Oversubscription in HistGradientBoosting with pytest-xdist
See original GitHub issueWhen running tests with pytest-xdist on a machine with 12 (physical) CPU machine, the use of OpenMP in HistGradientBoosting seem to lead to significant over-subscription,
pytest sklearn/ensemble/_hist_gradient_boosting/gradient_boosting.py -v
for me takes 0.85s. This runs 2 docstrings on training GBDT classifier and regressor on iris and boston datasets respectively.
- Running thin on 2 parallel processes with (
-n 2
) takes 56s (and 50 threads are created). - Running with 2 processes and
OMP_NUM_THREADS=2
takes 0.52s
While I understand the case of catastrophic oversubscription when N_CPU_THREADS**2
threads are created on a machine with many cores, here we create 2*N_CPU_THREADS
only as compared to 1*N_CPU_THREADS
and get a 10x slowdown.
Can someone reproduce it?
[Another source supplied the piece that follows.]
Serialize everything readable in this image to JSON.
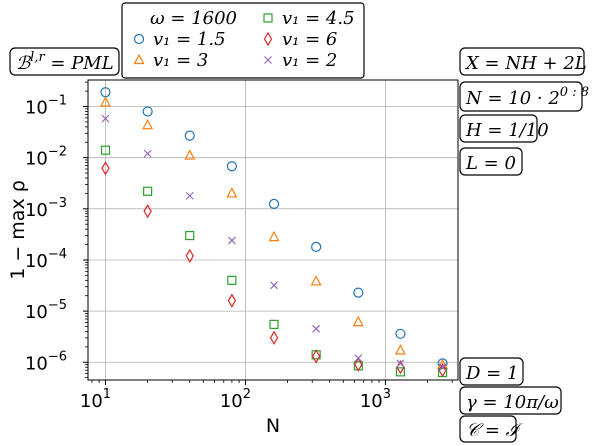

Here using scikit-learn master, and a conda env on Linux with latest numpy scipy nomkl python=3.7
.
Because pytest-xdist uses its own parallelism system (not sure what it does exactly) I guess this won’t be addressed by threadpoolctl https://github.com/scikit-learn/scikit-learn/issues/14979?
Edit: Originally reported in https://github.com/tomMoral/loky/issues/224
Issue Analytics
- State:
- Created 4 years ago
- Comments:11 (11 by maintainers)
The fact that is so catastrophic even on a small number of cores is intriguing though. @jeremiedbb @NicolasHug maybe you have an idea why this is happening more specifically for HistGradientBoostingClassifier/Regressor?
I wonder why we don’t have a similarly scaled over-subscription problem with MKL or OpenBLAS thread pools.
There is something weird. On my laptop (2 cores, 4 hyperthreads):
pytest -v sklearn/ensemble/_hist_gradient_boosting/gradient_boosting.py
=> 0.70s (no xdist)pytest -v -n 1 sklearn/ensemble/_hist_gradient_boosting/gradient_boosting.py
=> 1.46s (1 xdist worker)pytest -v -n 2 sklearn/ensemble/_hist_gradient_boosting/gradient_boosting.py
=> 11s to 48s (2 xdist workers)OMP_NUM_THREADS=2 pytest -v -n 2 sklearn/ensemble/_hist_gradient_boosting/gradient_boosting.py
=> 1.15sOMP_NUM_THREADS=4 pytest -v -n 2 sklearn/ensemble/_hist_gradient_boosting/gradient_boosting.py
=> between 7.8s and 34sSo this seems to be a really extreme case of over-subscription.